17知觉(1 / 2)
姚进宝的话压在孟倾心头,家中琐事纠缠,他尚未将那些话理出头绪,朝中的麻烦又一件接一件地来。
当日早朝,御史弹劾户部在军费一途耗费过甚,致使国库空虚,话里话外都指向孟倾这个侍郎的失职。
孟倾出班阐明因由,又诚心向御史发问,国库空虚已久,不知御史有何挽救之法?
那御史是个死读书的,两眼木呆,张口便来:“眼见春耕将起,户部何不提一提今年粮税,多收一些便是。”
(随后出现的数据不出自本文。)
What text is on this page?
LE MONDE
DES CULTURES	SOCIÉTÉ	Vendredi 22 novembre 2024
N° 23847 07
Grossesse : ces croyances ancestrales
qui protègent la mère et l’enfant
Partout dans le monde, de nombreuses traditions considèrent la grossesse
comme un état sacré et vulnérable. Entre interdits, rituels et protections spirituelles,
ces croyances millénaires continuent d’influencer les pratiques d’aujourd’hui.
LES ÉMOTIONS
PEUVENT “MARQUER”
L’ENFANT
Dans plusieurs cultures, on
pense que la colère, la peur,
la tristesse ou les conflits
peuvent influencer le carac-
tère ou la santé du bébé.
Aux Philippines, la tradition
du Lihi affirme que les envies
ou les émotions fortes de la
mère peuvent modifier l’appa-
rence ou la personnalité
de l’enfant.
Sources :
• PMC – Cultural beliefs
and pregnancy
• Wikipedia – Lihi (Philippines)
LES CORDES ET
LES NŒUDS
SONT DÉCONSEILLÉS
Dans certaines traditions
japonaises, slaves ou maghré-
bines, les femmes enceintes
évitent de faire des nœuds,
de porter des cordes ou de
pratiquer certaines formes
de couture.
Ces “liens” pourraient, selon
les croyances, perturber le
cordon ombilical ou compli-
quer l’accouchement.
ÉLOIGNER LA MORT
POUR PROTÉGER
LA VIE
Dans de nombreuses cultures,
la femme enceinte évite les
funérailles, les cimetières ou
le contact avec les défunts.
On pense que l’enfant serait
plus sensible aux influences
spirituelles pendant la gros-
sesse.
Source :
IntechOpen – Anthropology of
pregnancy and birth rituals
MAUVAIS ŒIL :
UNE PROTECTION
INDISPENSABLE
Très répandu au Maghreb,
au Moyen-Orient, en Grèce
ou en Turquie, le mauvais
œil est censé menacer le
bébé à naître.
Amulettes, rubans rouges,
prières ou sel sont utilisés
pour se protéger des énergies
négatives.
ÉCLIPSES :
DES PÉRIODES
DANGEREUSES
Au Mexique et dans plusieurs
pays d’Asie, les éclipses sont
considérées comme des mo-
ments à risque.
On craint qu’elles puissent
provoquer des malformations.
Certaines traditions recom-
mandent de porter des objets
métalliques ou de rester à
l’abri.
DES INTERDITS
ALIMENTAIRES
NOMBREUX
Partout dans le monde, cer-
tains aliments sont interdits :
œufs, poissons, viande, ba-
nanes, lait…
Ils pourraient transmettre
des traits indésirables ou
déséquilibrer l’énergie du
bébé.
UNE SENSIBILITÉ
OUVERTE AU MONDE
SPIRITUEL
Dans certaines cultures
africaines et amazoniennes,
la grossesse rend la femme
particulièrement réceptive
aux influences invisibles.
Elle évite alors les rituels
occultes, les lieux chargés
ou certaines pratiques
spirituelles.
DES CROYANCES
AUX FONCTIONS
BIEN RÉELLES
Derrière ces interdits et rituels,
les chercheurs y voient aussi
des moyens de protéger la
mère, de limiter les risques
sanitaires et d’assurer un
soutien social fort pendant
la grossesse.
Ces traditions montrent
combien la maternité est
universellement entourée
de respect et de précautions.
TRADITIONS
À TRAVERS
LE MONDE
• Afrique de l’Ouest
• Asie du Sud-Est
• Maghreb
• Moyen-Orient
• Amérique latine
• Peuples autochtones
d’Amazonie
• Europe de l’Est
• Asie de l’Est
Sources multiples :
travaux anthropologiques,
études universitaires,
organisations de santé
孟倾冷笑,你当官的不过上嘴皮碰下嘴皮,若真是加了税,苦却是苦百姓。
他当即驳斥御史谏议,言辞直截了当了些,不想捅了马蜂窝,引来一片攻讦。
一群言官,有说他贪占权柄的,也有说他骄躁跋扈的,直闹到天奉帝面前,天奉帝斥责户部办事不力,孟倾不得不连上几封奏折陈情。
朝中不安宁,家里也不让他省心,孟仞院里的人一个接一个来,成天在他门前哭丧。
那日孟倾听姚进宝说了走商的事,回来细细思量,决定叫孟仞跟姚进宝一同去关外历练。
关外走商,既要有买卖的头脑,也要能耐得住跋涉的辛劳。
去关外走一遭,不仅能磨一磨孟仞不着四六的性子,也叫他有一门立身的本事,以免游手好闲,一辈子做个无所事事的纨绔子弟。
谁知孟仞是个娇生惯养的少爷,一听要去鸟不拉屎的荒凉地做生意,抱起大哥便嚎啕大哭,任人怎么拉也不松手。
他撒泼打滚了大半日,见哭对大哥没用,又开始闹绝食。
主事孟全盛派人去向孟倾求情,孟仞的小厮到了院子,二话不说,喊声大爷便跪地大哭,知礼送回去一个,接着又来一个。
哭喊声传开来,引得左右邻舍上门吊唁,和活人孟倾面面相觑。
孟倾打定了主意,无论孟仞怎么闹都不松口,孟仞折腾几次未果,派孟全盛来递口信:“二爷说,他不想去关外走商,想好好念书。一个月背《四书》,一个月背《五经》,给您考个状元回来。”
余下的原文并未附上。